Tacy są właśnie ludzie – chcą się spodobać innym na każdy możliwy sposób. Czasami zastanawiam się gdzie podziały się te czasy gdy codziennie słyszeliśmy ''dzień dobry, do widzenia, dobry wieczór''. Nie raz zapominamy o tych bardzo ważnych słowach, a zwłaszcza jeśli widzimy osobę starszą, którą znamy. Czy pomyślałeś kiedykolwiek jak się poczuła dana osoba ? Pewnie myśli, że coś zrobiła złego, że łaskawie buzi do niej/nią nie odezwałeś się. Tak właśnie mogła pomyśleć.
Jeśli chodzi zaś o dzieci – to jest po prostu żenada. Niektórzy rodzice przekupują zabawkami dzieci by powiedzieli jakieś dobre słowo, zachowali się w miarę godnie i nie zawracali im głowy bo przecież oni są zajęci pracą, a nie wychowaniem własnego syna czy córki. Po co! Najlepiej kupić im najnowszego smartfona to dziecko samo się wychowa. Do takich ludzi po prostu brak słów, po co zrobili dziecko skoro nie chcą go wychować? Dziecko to obowiązek, a nie ''widzi mi się''. Widocznie sami nie dorośli. Czasami szkoda mi tego pięknego świata w, którym przebywamy – sami go niszczymy okrutnymi słowami, chamstwem i obłudą oraz brakiem szacunku do innych. Nie potrafimy się nawet do tego przyznać. To przykre.

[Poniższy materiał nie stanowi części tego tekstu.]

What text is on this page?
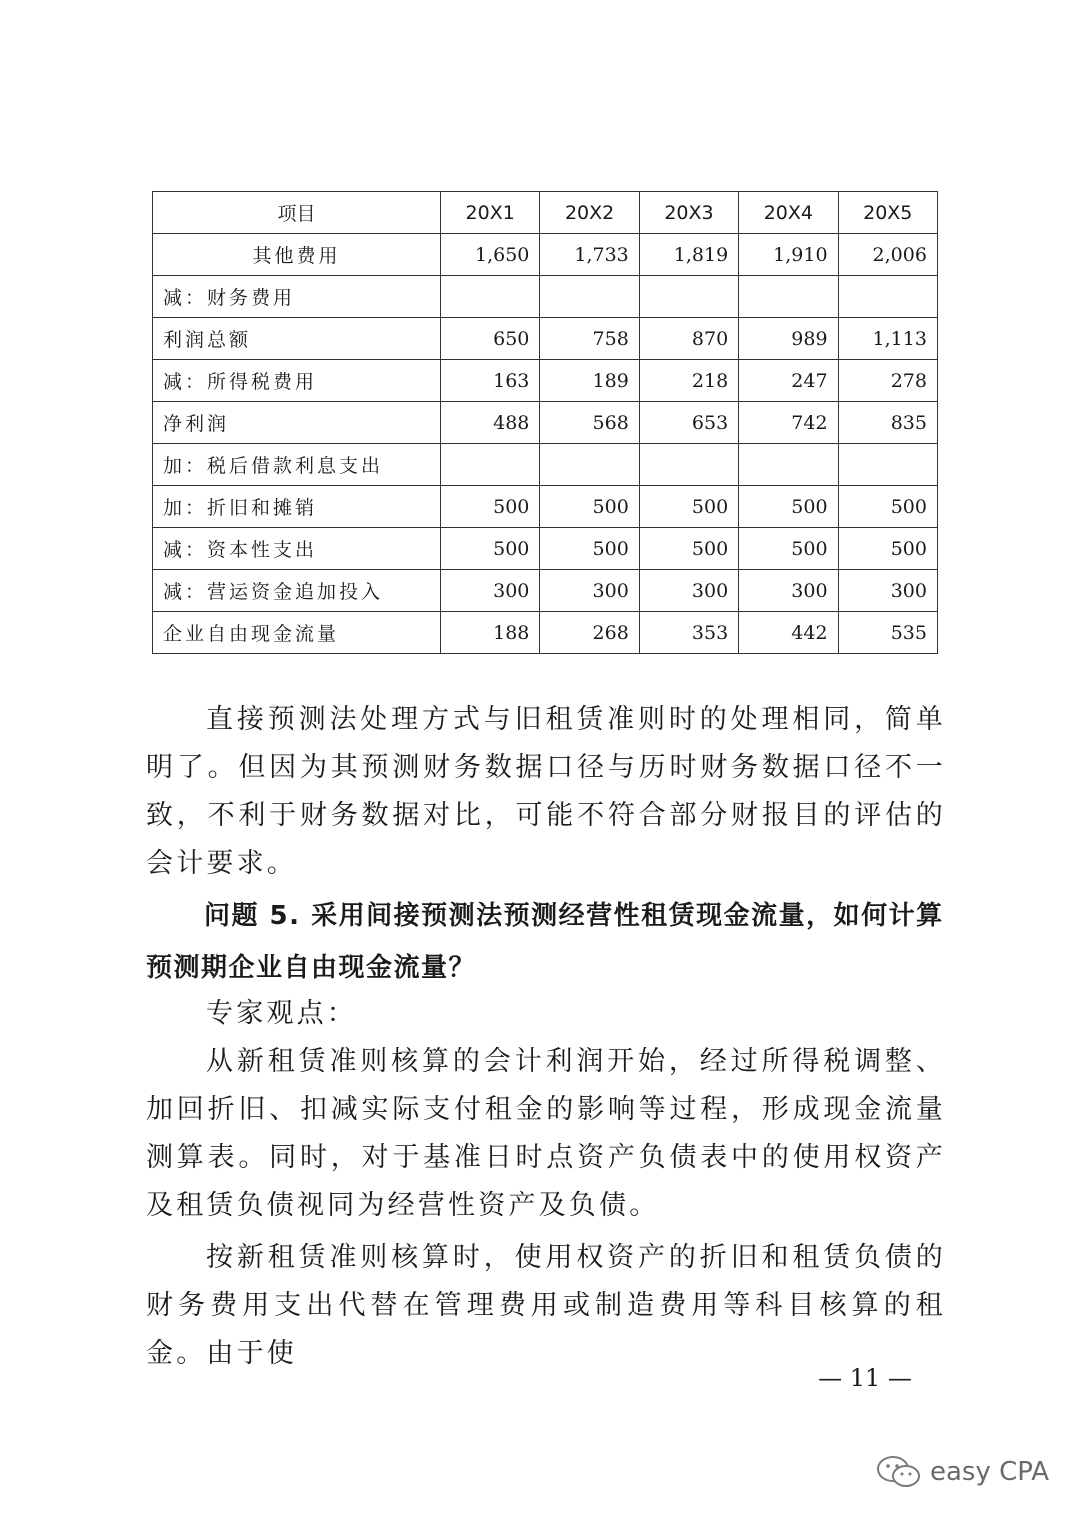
项目	20X1	20X2	20X3	20X4	20X5
其他费用	1,650	1,733	1,819	1,910	2,006
减：财务费用					
利润总额	650	758	870	989	1,113
减：所得税费用	163	189	218	247	278
净利润	488	568	653	742	835
加：税后借款利息支出					
加：折旧和摊销	500	500	500	500	500
减：资本性支出	500	500	500	500	500
减：营运资金追加投入	300	300	300	300	300
企业自由现金流量	188	268	353	442	535

直接预测法处理方式与旧租赁准则时的处理相同，简单明了。但因为其预测财务数据口径与历时财务数据口径不一致，不利于财务数据对比，可能不符合部分财报目的评估的会计要求。

问题 5. 采用间接预测法预测经营性租赁现金流量，如何计算预测期企业自由现金流量？

专家观点：

从新租赁准则核算的会计利润开始，经过所得税调整、加回折旧、扣减实际支付租金的影响等过程，形成现金流量测算表。同时，对于基准日时点资产负债表中的使用权资产及租赁负债视同为经营性资产及负债。

按新租赁准则核算时，使用权资产的折旧和租赁负债的财务费用支出代替在管理费用或制造费用等科目核算的租金。由于使

— 11 —
easy CPA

Nawet zwierzęta potrzebują trochę czułości i szacunku. Gdy widzisz jak ktoś znęca się nad zwierzęciem: upomnij i zachowaj godność, dystans. To nic, że ten ktoś zapewne cię wyklnie od najgorszych, ale być może przestanie. Nie szkoda ci zwierzęcia? Równie dobrze mógłbyś ty przez kogoś kopany, poniżany tak samo jak to zwierzę.

Ja osobiście staram się być kulturalną osobą. Nie uważam, że kultura zanika pośród naszego społeczeństwa. To jest problem u poszczególnych osób, które nie potrafią zaakceptować siebie, udają kogoś innego. Myślą wtedy, że poczują się lepiej: silniejsi, pewniejsi. Ale to nie prawda. Współczuję takim osobom. Kultura jest ważną rzeczą w życiu każdego człowieka gdyż spotykamy się z nią na co dzień. Staram się mówić znajomym osobom dzień dobry, do widzenia lecz czasami nie rozpoznaję twarzy przez moją chorobę – tak właśnie się odbija na mnie. Mam tak. Gdybym spotkała koleżankę z szkoły: nie rozpoznałabym jej. Nie potrafiłabym. Przykro mi jest z tego powodu, wiele osób nie pamiętam przez moją chorobę. Chce mi się z tego powodu płakać, ale cóż: żyje dalej bo muszę bo mam dla kogo.